(Re)mind the gap: a hiatus in star formation history unveiled by APOGEE DR17

TL;DR

This study confirms a gap in the star formation history of the Milky Way by analyzing APOGEE DR17 data, showing a sharp increase in [Fe/α] ratios during a transition phase, supporting models with a star formation hiatus.

Contribution

The paper demonstrates the existence of a star formation hiatus in the Milky Way using APOGEE DR17 data and interprets it with a detailed chemical evolution model based on the two-infall paradigm.

Findings

Clear evidence of a star formation hiatus from APOGEE data.

Sharp increase in [Fe/α] at nearly constant [α/H] during disc transition.

Model with a 3.5 Gyr star formation stop explains the observations.

Abstract

The analysis of several spectroscopic surveys indicates the presence of a bimodality between the disc stars in the abundance ratio space of [${\alpha}$/Fe] versus [Fe/H]. The two stellar groups are commonly referred to as the high-${\alpha}$ and low-${\alpha}$ sequences. Some models capable of reproducing such a bimodality, invoke the presence of a hiatus in the star formation history in our Galaxy, whereas other models explain the two sequences by means of stellar migration. Our aim is to show that the existence of the gap in the star formation rate between high-$\alpha$ and low-$\alpha$ is evident in the stars of APOGEE DR17, if one plots [Fe/$\alpha$] versus [$\alpha$/H], thus confirming previous suggestions by Gratton et al. (1996) and Fuhrmann (1998). Then we try to interpret the data by means of detailed chemical models. We compare the APOGEE DR17 red giant stars with the predictions of a detailed chemical evolution model based on the two-infall paradigm, taking also into account possible accretion of dwarf satellites. The APOGEE DR17 abundance ratios [Fe/$\alpha$] versus [$\alpha$/H] exhibit a sharp increase of [Fe/$\alpha$] at a nearly constant [$\alpha$/H] (where $\alpha$ elements considered are Mg, Si, O) during the transition between the two disc phases. This observation strongly supports the hypothesis that a hiatus in star formation occurred during this evolutionary phase.
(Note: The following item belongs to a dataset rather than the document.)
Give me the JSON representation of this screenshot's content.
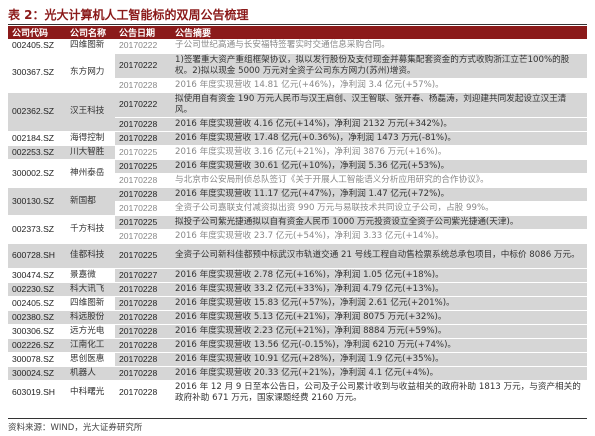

Notably, the most pronounced growth in the [Fe/$\alpha$] versus [$\alpha$/H] relation is observed for oxygen, as this element is exclusively synthesised in core-collapse supernovae. A chemical model predicting a stop in the star formation of a duration of roughly 3.5 Gyr, and where the high-$\alpha$ disc starts forming from pre-enriched gas by a previous encounter with a dwarf galaxy can well explain the observations.